Friendship, a non-profit organisation, takes a more intuitive approach, one that was inspired by a seaplane trip to the remoter chars by the company’s founder, Runa Khan, and Kashef Mahboob Chowdhury, an architect. Mr Chowdhury, who won the prestigious riba International Prize in 2021, has said he was struck by the current-formed contours of the chars themselves. Looking at them from above, he could see “they had comet shapes, and left a trail.” The best design, he deduced, would be “a teardrop-shaped island which has a rounded elliptical front”. This layout would allow water to pass by quickly with minimal damage to the island.
Mr Chowdhury’s plinth design is a boat-like form about three metres high, 113 metres long and 73 metres wide (see picture above). Villagers’ huts line the rim. Since flood water is not safe to drink, in the centre of the plinth village is a hole for rainwater; in the dry season when the pond is low, planted gourds and squash clamber up the sides. Latrines are situated away from the settlement. It is a simple design of genius.
Two-dozen such plinth villages have now been built in the char districts, each costing about $50,000. The waters took two early examples, but the others flourish. The most impoverished families get first dibs to live on the plinths. When the waters rise, outlying families come up with their livestock to join them.
At a plinth village surrounded by fields of sweetcorn a few kilometres upstream from Gaibandha, Sadaf shares a bamboo-and-corrugated-iron home with her mother, four-year-old daughter, a cow and four goats. After being forced by the waters to move a dozen times over the years, she says, they have a degree of security they have never enjoyed before.
Often security is ensured, strangely, by mobility. It is no good growing vegetables on a char if you do not have the means to take them to market. When Friendship was set up two decades ago, Ms Khan says, its first step was often to help char villages get a boat. Denied one, growers have to wait for others to come to them to buy their produce—and accept unfavourable prices. A small, lean boat cleaving the current leaves as light a footprint as it is possible to imagine. It is often the first obvious structure to benefit impoverished char communities, especially if built by locals in Bangladesh’s “country boat” tradition.

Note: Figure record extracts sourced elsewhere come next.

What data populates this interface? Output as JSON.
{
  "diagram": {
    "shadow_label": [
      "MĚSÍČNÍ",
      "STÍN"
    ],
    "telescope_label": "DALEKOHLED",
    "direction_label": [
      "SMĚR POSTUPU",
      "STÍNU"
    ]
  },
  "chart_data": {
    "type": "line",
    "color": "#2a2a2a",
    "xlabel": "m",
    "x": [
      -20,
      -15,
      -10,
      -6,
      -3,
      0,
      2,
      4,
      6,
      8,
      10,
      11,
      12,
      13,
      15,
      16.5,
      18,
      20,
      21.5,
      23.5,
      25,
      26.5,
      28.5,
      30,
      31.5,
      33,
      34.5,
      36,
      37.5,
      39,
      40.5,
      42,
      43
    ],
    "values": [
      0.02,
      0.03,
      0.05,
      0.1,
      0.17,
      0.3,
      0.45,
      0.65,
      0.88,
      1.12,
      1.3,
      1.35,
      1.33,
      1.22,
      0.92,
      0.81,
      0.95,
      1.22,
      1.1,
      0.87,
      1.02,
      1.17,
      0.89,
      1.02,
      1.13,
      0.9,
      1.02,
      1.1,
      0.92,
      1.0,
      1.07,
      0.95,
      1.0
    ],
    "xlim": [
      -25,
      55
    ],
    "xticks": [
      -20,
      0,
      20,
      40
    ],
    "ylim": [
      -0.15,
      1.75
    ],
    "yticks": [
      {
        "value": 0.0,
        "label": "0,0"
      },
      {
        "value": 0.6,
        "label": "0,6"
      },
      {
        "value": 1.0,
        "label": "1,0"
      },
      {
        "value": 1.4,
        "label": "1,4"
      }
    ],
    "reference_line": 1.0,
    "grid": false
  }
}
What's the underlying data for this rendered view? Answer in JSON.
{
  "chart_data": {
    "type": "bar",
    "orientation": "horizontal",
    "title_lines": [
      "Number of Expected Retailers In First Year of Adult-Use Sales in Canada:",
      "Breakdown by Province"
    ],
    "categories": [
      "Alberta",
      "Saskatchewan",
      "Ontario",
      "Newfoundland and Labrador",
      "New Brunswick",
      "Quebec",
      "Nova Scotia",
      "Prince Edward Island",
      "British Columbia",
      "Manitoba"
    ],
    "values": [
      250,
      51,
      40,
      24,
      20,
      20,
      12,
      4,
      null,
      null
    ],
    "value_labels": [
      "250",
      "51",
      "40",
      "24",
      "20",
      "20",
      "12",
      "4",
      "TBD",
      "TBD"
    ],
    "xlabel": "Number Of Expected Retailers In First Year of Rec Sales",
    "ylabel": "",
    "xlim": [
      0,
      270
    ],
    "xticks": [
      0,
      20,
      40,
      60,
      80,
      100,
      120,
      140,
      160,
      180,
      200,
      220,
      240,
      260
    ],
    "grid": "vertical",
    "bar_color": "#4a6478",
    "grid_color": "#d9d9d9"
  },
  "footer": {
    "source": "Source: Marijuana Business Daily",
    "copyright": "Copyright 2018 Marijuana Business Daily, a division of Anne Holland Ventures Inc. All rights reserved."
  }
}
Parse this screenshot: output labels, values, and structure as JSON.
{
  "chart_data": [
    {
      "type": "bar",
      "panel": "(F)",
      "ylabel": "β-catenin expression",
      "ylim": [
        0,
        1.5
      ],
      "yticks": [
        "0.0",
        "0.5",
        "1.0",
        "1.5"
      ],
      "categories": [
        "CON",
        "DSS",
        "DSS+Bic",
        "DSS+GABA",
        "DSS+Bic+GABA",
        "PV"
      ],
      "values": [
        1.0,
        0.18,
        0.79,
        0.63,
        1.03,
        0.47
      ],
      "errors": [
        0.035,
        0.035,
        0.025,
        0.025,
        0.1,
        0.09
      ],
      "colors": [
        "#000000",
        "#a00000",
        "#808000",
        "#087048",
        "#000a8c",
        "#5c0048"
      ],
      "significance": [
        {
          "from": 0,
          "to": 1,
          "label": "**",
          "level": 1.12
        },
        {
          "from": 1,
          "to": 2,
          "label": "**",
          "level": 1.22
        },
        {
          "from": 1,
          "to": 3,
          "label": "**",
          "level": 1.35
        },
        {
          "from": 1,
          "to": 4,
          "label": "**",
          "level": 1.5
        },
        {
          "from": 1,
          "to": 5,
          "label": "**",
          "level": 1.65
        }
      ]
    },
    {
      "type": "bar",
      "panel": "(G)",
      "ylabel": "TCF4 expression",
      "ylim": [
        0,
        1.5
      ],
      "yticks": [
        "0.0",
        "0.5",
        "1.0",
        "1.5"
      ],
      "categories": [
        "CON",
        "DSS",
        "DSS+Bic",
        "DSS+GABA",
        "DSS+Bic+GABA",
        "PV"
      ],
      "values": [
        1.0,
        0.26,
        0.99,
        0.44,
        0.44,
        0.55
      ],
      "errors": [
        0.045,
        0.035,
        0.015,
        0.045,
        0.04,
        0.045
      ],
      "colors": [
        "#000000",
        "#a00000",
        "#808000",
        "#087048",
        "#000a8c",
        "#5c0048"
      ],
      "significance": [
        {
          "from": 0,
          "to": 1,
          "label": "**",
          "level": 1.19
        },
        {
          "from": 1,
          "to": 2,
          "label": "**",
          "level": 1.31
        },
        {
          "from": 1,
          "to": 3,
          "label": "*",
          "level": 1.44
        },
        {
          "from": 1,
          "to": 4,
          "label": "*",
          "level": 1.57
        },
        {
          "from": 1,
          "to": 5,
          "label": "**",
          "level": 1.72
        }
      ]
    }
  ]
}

Other, less traditional, vessels followed. Three hours’ chug upstream, moored to the opposite bank, looms one of Friendship’s two hospital ships, converted with Mr Chowdhury’s involvement from a flat-bottomed steel barge. Many char communities are cut off even from primary health care, so the hospital comes to them.
It moves up and down the rivers on an advertised schedule, staying at each spot for weeks. Corrugated-iron shelters are set up on land for patients awaiting treatment, or recuperating after it. Each year the ships’ 72 doctors, nurses and pharmacists treat 105,000 patients: they deal with everything from skin infections to cooking-fire burns, and also administer vaccines.
The concept has been extended by other non-profit organisations to floating schools: glorious timber-and-bamboo arks bringing the classroom to schoolchildren when, floodbound, the youngsters cannot get to the classroom. For generations, char-dwellers have learned to cope in a land that gives and ruthlessly takes away. Design innovations and adaptations may help them thrive for generations more.